Мы называли это общинное сердце поселения 'акона' - в буквальном переводе 'круг большой работы'. Это действительно было место постоянной работы, там всегда что-то происходило, царила кипучая энергия, звучали весёлые голоса, смех и дружные песни. Ни разу не видела я ссор в аконе. Всё, что хотелось сделать или попробовать сделать, воплощали сообща, помогая друг другу, поддерживая, обсуждая и находя лучшее решение.
Ассанте ценили любовь, которую так щедро дарили им их небесные Боги и которую они ощущали во всём, что их окружало, и старались всячески её приумножать. Наверное, такая простая, первобытная, бескорыстная любовь и дружба - самые ценные дары, которыми только может обладать человек. И я бесконечно рада, что была частью этого.
Много позже, в свои самые тяжёлые и тёмные дни, я часто вспоминала свои детские годы, вспоминала нашу общинную акону и царящий в ней дух всеобщего равенства, сплочённости. Даже тогда, когда во мне самой не оставалось простого дружелюбия, лишь одно это маленькое, окрашенное детской наивностью напоминание наполняло меня светом и разжигало мой собственный внутренний алтарь любви. Это очищало меня и придавало сил. В каком-то смысле моя большая и дружная семья всегда была со мной, где бы я ни находилась. Они все - мои родные и любимые ассанте, создавшие акону - жили внутри меня самой, освещая мой путь и придавая мне сил.
Но не передать мне словами моей великой печали, которая охватывает меня каждый раз, при мыслях о том, как я и мой отец подвели нашу семью.
Я сожалею, и всегда буду сожалеть о том, что не смогла быть больше частью племени, чем частью своей личной судьбы, и вместе со всеми в годы тяжбы встать плечом к плечу, встретить врага и отразить опасность...
Я жалею о том, что мой отец ничего не сказал Вождю о том корабле, который мы видели в ночь моего рождения. Знаю, что он защищал нас с мамой, как считал необходимым... Ведь корабль тех англичан им самим тогда показался чем-то иным, чуждым, страшным, как кошмарный монстр, или проявление злых сил, и само упоминание о нём могло посеять смуту и поставить под удар наше безопасное положение в племени.
Ассанте были в большинстве своём очень суеверны и боялись злого рока.
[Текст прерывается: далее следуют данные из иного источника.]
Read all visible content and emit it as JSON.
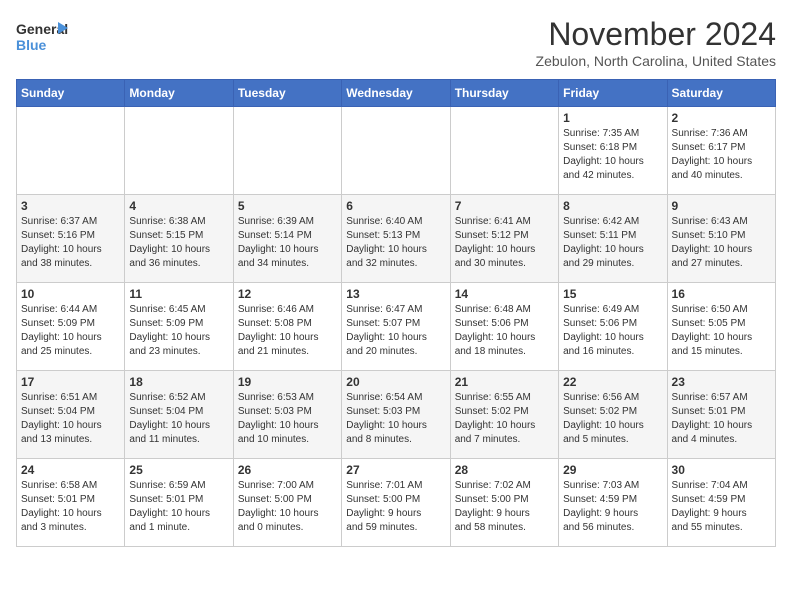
{
  "header": {
    "logo_line1": "General",
    "logo_line2": "Blue",
    "month_title": "November 2024",
    "location": "Zebulon, North Carolina, United States"
  },
  "days_of_week": [
    "Sunday",
    "Monday",
    "Tuesday",
    "Wednesday",
    "Thursday",
    "Friday",
    "Saturday"
  ],
  "weeks": [
    [
      {
        "day": "",
        "info": ""
      },
      {
        "day": "",
        "info": ""
      },
      {
        "day": "",
        "info": ""
      },
      {
        "day": "",
        "info": ""
      },
      {
        "day": "",
        "info": ""
      },
      {
        "day": "1",
        "info": "Sunrise: 7:35 AM\nSunset: 6:18 PM\nDaylight: 10 hours\nand 42 minutes."
      },
      {
        "day": "2",
        "info": "Sunrise: 7:36 AM\nSunset: 6:17 PM\nDaylight: 10 hours\nand 40 minutes."
      }
    ],
    [
      {
        "day": "3",
        "info": "Sunrise: 6:37 AM\nSunset: 5:16 PM\nDaylight: 10 hours\nand 38 minutes."
      },
      {
        "day": "4",
        "info": "Sunrise: 6:38 AM\nSunset: 5:15 PM\nDaylight: 10 hours\nand 36 minutes."
      },
      {
        "day": "5",
        "info": "Sunrise: 6:39 AM\nSunset: 5:14 PM\nDaylight: 10 hours\nand 34 minutes."
      },
      {
        "day": "6",
        "info": "Sunrise: 6:40 AM\nSunset: 5:13 PM\nDaylight: 10 hours\nand 32 minutes."
      },
      {
        "day": "7",
        "info": "Sunrise: 6:41 AM\nSunset: 5:12 PM\nDaylight: 10 hours\nand 30 minutes."
      },
      {
        "day": "8",
        "info": "Sunrise: 6:42 AM\nSunset: 5:11 PM\nDaylight: 10 hours\nand 29 minutes."
      },
      {
        "day": "9",
        "info": "Sunrise: 6:43 AM\nSunset: 5:10 PM\nDaylight: 10 hours\nand 27 minutes."
      }
    ],
    [
      {
        "day": "10",
        "info": "Sunrise: 6:44 AM\nSunset: 5:09 PM\nDaylight: 10 hours\nand 25 minutes."
      },
      {
        "day": "11",
        "info": "Sunrise: 6:45 AM\nSunset: 5:09 PM\nDaylight: 10 hours\nand 23 minutes."
      },
      {
        "day": "12",
        "info": "Sunrise: 6:46 AM\nSunset: 5:08 PM\nDaylight: 10 hours\nand 21 minutes."
      },
      {
        "day": "13",
        "info": "Sunrise: 6:47 AM\nSunset: 5:07 PM\nDaylight: 10 hours\nand 20 minutes."
      },
      {
        "day": "14",
        "info": "Sunrise: 6:48 AM\nSunset: 5:06 PM\nDaylight: 10 hours\nand 18 minutes."
      },
      {
        "day": "15",
        "info": "Sunrise: 6:49 AM\nSunset: 5:06 PM\nDaylight: 10 hours\nand 16 minutes."
      },
      {
        "day": "16",
        "info": "Sunrise: 6:50 AM\nSunset: 5:05 PM\nDaylight: 10 hours\nand 15 minutes."
      }
    ],
    [
      {
        "day": "17",
        "info": "Sunrise: 6:51 AM\nSunset: 5:04 PM\nDaylight: 10 hours\nand 13 minutes."
      },
      {
        "day": "18",
        "info": "Sunrise: 6:52 AM\nSunset: 5:04 PM\nDaylight: 10 hours\nand 11 minutes."
      },
      {
        "day": "19",
        "info": "Sunrise: 6:53 AM\nSunset: 5:03 PM\nDaylight: 10 hours\nand 10 minutes."
      },
      {
        "day": "20",
        "info": "Sunrise: 6:54 AM\nSunset: 5:03 PM\nDaylight: 10 hours\nand 8 minutes."
      },
      {
        "day": "21",
        "info": "Sunrise: 6:55 AM\nSunset: 5:02 PM\nDaylight: 10 hours\nand 7 minutes."
      },
      {
        "day": "22",
        "info": "Sunrise: 6:56 AM\nSunset: 5:02 PM\nDaylight: 10 hours\nand 5 minutes."
      },
      {
        "day": "23",
        "info": "Sunrise: 6:57 AM\nSunset: 5:01 PM\nDaylight: 10 hours\nand 4 minutes."
      }
    ],
    [
      {
        "day": "24",
        "info": "Sunrise: 6:58 AM\nSunset: 5:01 PM\nDaylight: 10 hours\nand 3 minutes."
      },
      {
        "day": "25",
        "info": "Sunrise: 6:59 AM\nSunset: 5:01 PM\nDaylight: 10 hours\nand 1 minute."
      },
      {
        "day": "26",
        "info": "Sunrise: 7:00 AM\nSunset: 5:00 PM\nDaylight: 10 hours\nand 0 minutes."
      },
      {
        "day": "27",
        "info": "Sunrise: 7:01 AM\nSunset: 5:00 PM\nDaylight: 9 hours\nand 59 minutes."
      },
      {
        "day": "28",
        "info": "Sunrise: 7:02 AM\nSunset: 5:00 PM\nDaylight: 9 hours\nand 58 minutes."
      },
      {
        "day": "29",
        "info": "Sunrise: 7:03 AM\nSunset: 4:59 PM\nDaylight: 9 hours\nand 56 minutes."
      },
      {
        "day": "30",
        "info": "Sunrise: 7:04 AM\nSunset: 4:59 PM\nDaylight: 9 hours\nand 55 minutes."
      }
    ]
  ]
}
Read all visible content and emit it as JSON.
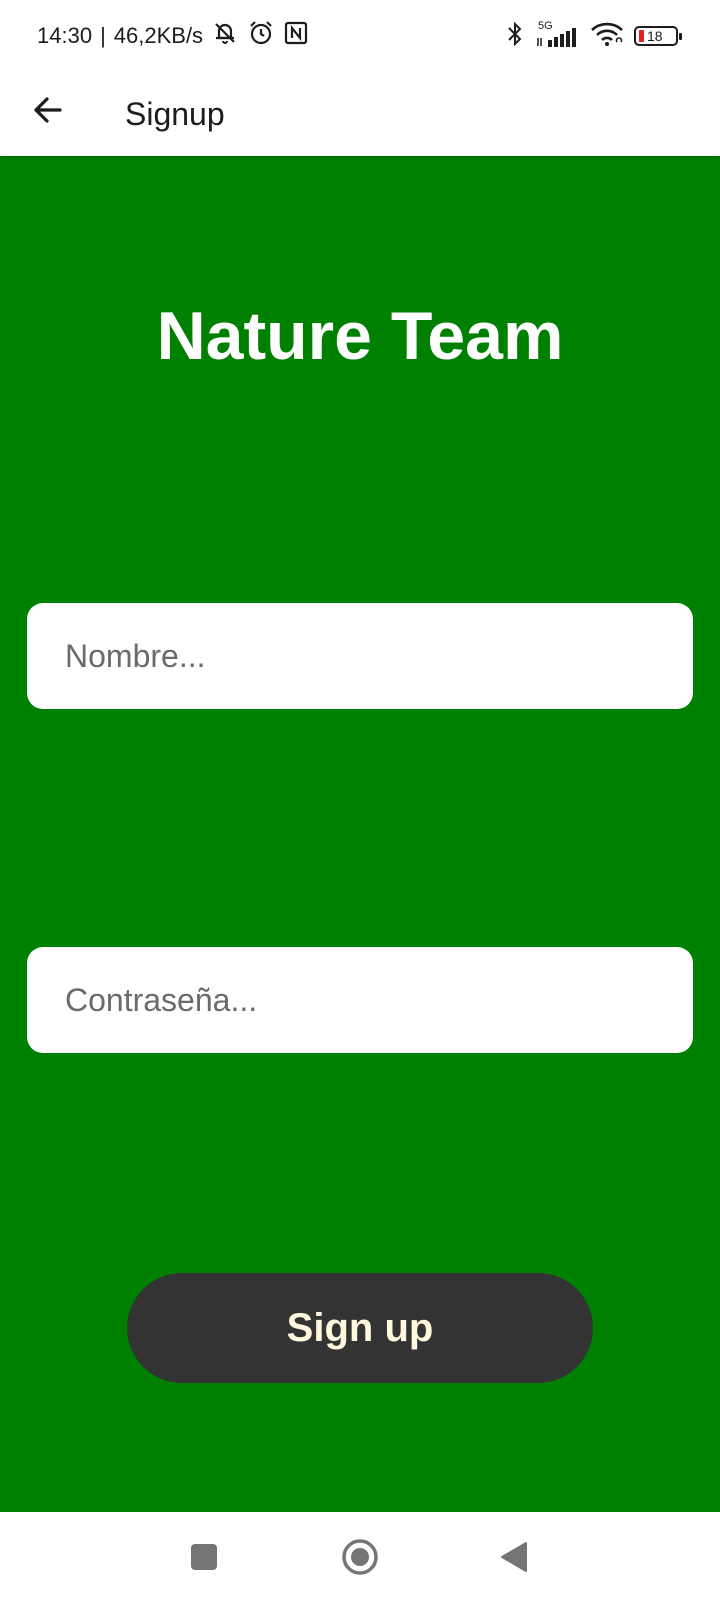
{
  "status_bar": {
    "time": "14:30",
    "separator": "|",
    "network_speed": "46,2KB/s",
    "signal_type": "5G",
    "battery_level": "18",
    "battery_color": "#e0201b"
  },
  "app_bar": {
    "title": "Signup",
    "back_icon": "arrow-left-icon"
  },
  "main": {
    "background_color": "#008000",
    "brand_title": "Nature Team",
    "name_field": {
      "placeholder": "Nombre...",
      "value": ""
    },
    "password_field": {
      "placeholder": "Contraseña...",
      "value": ""
    },
    "signup_button": {
      "label": "Sign up",
      "background": "#333333",
      "text_color": "#fff8dc"
    }
  },
  "nav_bar": {
    "recent_icon": "square-icon",
    "home_icon": "circle-home-icon",
    "back_icon": "triangle-back-icon"
  }
}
И именно по этой причине мои родители не раскрыли никому моего дара... И мне с самых ранних лет пришлось платить душевным спокойствием за принадлежность нашей семьи к сильному и знатному роду.
Но, в конце концов, не мне судить о том, что было бы лучше для нашей семьи, ведь тогда на кону стояла не только моя судьба, но и жизнь и благополучие моих дорогих родителей...
Однако наша причастность или непричастность к Шантин - это, по моему убеждению, несовершенная ценность и ничтожная цена, по сравнению с той, которую пришлось всем нам заплатить в противовес своей временной безопасности...
Сама я была слишком мала, чтобы осознать всю важность того, что мы тогда увидели, и того, что понял отец. Я была слишком мала, чтобы развеять его страх. Я была слишком мала, чтобы поддержать его, чтобы убедить, чтобы воззвать к его храбрости. Я была слишком мала для всего.
Но с самого первого своего дня я видела духов.
Ты, как и я, уже знаешь, что они существуют: тайные или явные призраки, наблюдающие за нашей жизнью и иногда проявляющиеся в ней. Некоторые из них - души умерших, некоторые - тени Богов, что иногда спускаются в наш мир со своих небесных чертогов, а другие - жадные твари из тьмы, что могут быть очень опасны. Они приходят из граней: света и тьмы, материи и отражения, огня и того, что огонь пожирает.
Марагаро тоже видел их, но наши с ним ощущения разнились настолько, что я была вынуждена сама искать истину в их отношении и осмысливать те явления, что мне открывались.
Там, где он видел белое пятно на земле - я видела женщину в белом одеянии, печальную, сияющую странным холодным светом. И я сразу понимала, что она настолько же реальна, насколько я сама, в то время как Марагаро считал явления духов чем-то сродни сновидению наяву, или наваждению - событием очень редким, таинственным, значимым, и даже опасным.
Он просто не видел их так много, так часто, и так полно, как я. А я никогда и никому не доверяла всего того, что видела, и не обсуждала ни с кем, после того, как поделилась своими видениями с моей матерью, Аммед.
Не могу сказать, что мы с мамой были очень близки. Аммед - Пустынный Цветок - всегда была для меня примером для подражания и некой вехой, которой мне самой достичь было невозможно. Я считала себя недостаточно красивой, недостаточно талантливой, недостаточно умной, чтобы быть такой дочерью, которой она могла бы гордиться. Я помню, с каким страхом смотрела она на моё белое тело. Я всегда испытывала перед ней стыд и вину, сама толком не понимая причины.